Categories

Versions

Loop and Average (RapidMiner Studio Core)

Synopsis

This operator iterates over its subprocess the specified number of times and delivers the average of the inner results.

Description

The Loop and Average operator is a nested operator i.e. it has a subprocess. The subprocess of the Loop and Average operator executes n number of times, where n is the value of the iterations parameter specified by the user. The subprocess of this operator must always return a performance vector. These performance vectors are averaged and returned as result of this operator. For more information regarding subprocesses please study the Subprocess operator.

Differentiation

Loop and Deliver Best

This operator iterates over its subprocess the specified number of times and delivers the results of the iteration that has the best performance.

Input

  • in (IOObject)

    This operator can have multiple inputs. When one input is connected, another in port becomes available which is ready to accept another input (if any). The order of inputs remains the same. The Object supplied at the first in port of this operator is available at the first in port of the nested chain (inside the subprocess). Do not forget to connect all inputs in correct order. Make sure that you have connected the right number of ports at the subprocess level.

Output

  • averagable (Average Vector)

    This operator can have multiple averagable output ports. When one output is connected, another averagable output port becomes available which is ready to deliver another output (if any). The order of outputs remains the same. The Average Vector delivered at the first averagable port of the subprocess is delivered at the first averagable output port of the outer process. Don't forget to connect all outputs in correct order. Make sure that you have connected the right number of ports at all levels of the chain.

Parameters

  • iterationsThis parameter specifies the number of iterations of the subprocess of this operator. Range: integer
  • average_performances_onlyThis parameter indicates if only performance vectors or all types of averagable result vectors should be averaged. Range: boolean

Tutorial Processes

Taking average of performance vectors

The 'Golf' data set is loaded using the Retrieve operator. The Loop And Average operator is applied on it. The iterations parameter is set to 3; thus the subprocess of the Loop And Average operator will be executed three times. A performance vector will be generated in every iteration and the average of these performance vectors will be delivered as the result of this operator.

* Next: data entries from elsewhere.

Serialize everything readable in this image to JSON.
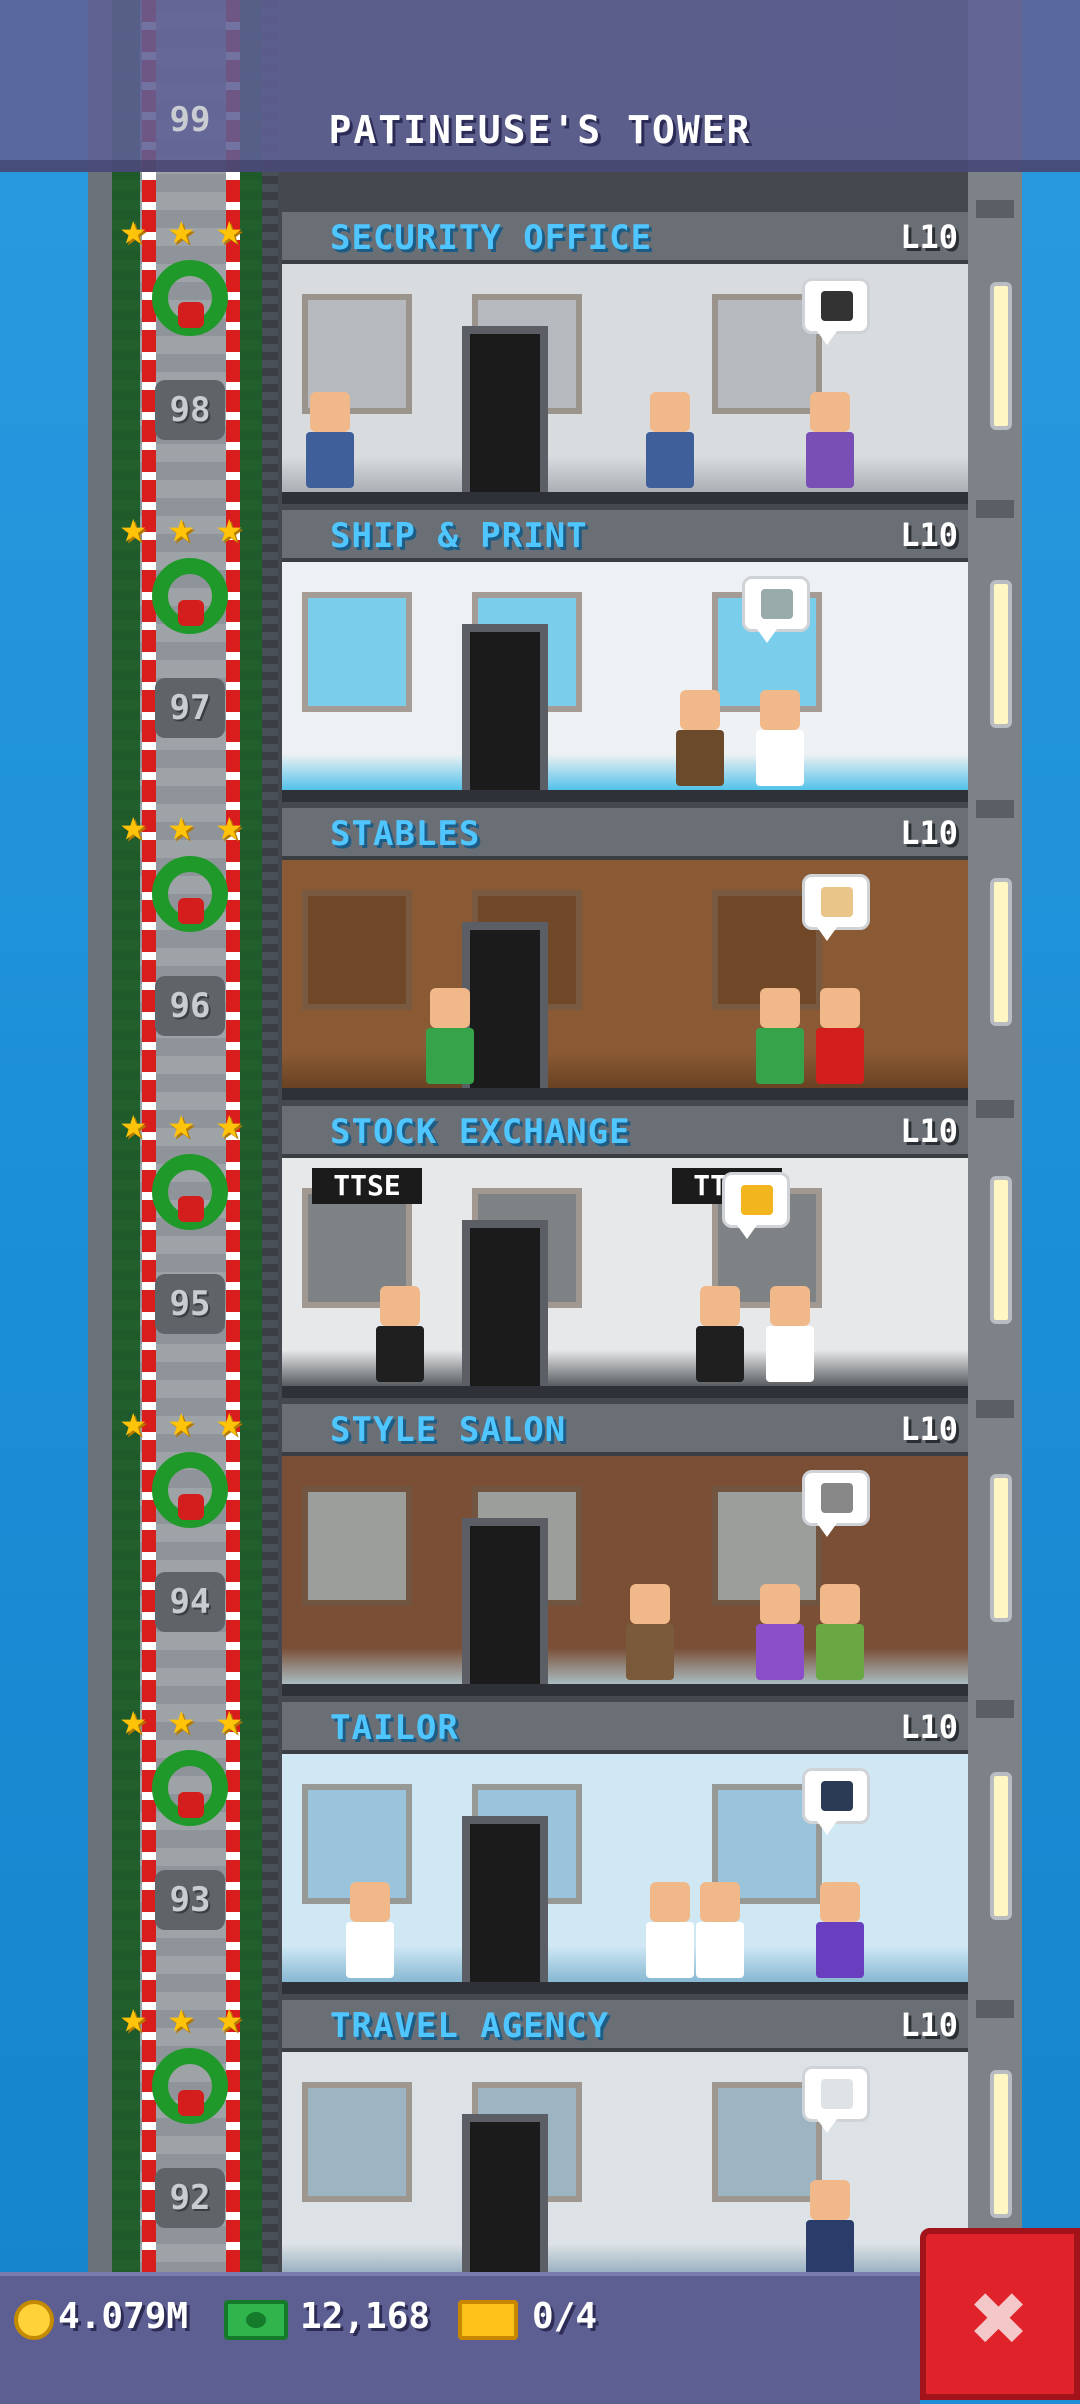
{
  "header": {
    "tower_title": "PATINEUSE'S TOWER",
    "top_floor_number": "99"
  },
  "floors": [
    {
      "name": "SECURITY OFFICE",
      "level": "L10",
      "number": "98",
      "bubble_icon": "walkie-talkie-icon",
      "wall": "#d9dcdf",
      "accent": "#9aa0a6"
    },
    {
      "name": "SHIP & PRINT",
      "level": "L10",
      "number": "97",
      "bubble_icon": "document-icon",
      "wall": "#eef1f3",
      "accent": "#1fb2e6"
    },
    {
      "name": "STABLES",
      "level": "L10",
      "number": "96",
      "bubble_icon": "hay-bale-icon",
      "wall": "#8a5a34",
      "accent": "#5e3a1d"
    },
    {
      "name": "STOCK EXCHANGE",
      "level": "L10",
      "number": "95",
      "bubble_icon": "gold-bars-icon",
      "wall": "#e6e8ea",
      "accent": "#2b2f33",
      "sign_left": "TTSE",
      "sign_right": "TTSE"
    },
    {
      "name": "STYLE SALON",
      "level": "L10",
      "number": "94",
      "bubble_icon": "scissors-icon",
      "wall": "#7a4f36",
      "accent": "#b9e0f0"
    },
    {
      "name": "TAILOR",
      "level": "L10",
      "number": "93",
      "bubble_icon": "shirt-icon",
      "wall": "#cfe8f4",
      "accent": "#6fa8c7"
    },
    {
      "name": "TRAVEL AGENCY",
      "level": "L10",
      "number": "92",
      "bubble_icon": "airplane-icon",
      "wall": "#dde2e6",
      "accent": "#6a8fa8"
    }
  ],
  "currency": {
    "coins": "4.079M",
    "bux": "12,168",
    "tickets": "0/4"
  },
  "close_button": {
    "icon": "close-icon",
    "color": "#e0232a"
  }
}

Have a look at the subprocess of the Loop And Average operator. The Split Validation operator is used for training and testing a Naive Bayes model. A breakpoint is inserted after the Split Validation operator so that the performance vector can be seen in each iteration. Run the process. You will see the performance vector of the first iteration. It has 25% accuracy. Keep continuing the process; you will see the performance vectors of the second and third iterations (with 75% and 100% accuracy respectively). The Loop and Average operator takes the average of these three results and delivers it through its output port. The average of these three results is 66.67% (i.e. (25% + 75% + 100%) / 3). The resultant average vector can be seen in the Results Workspace.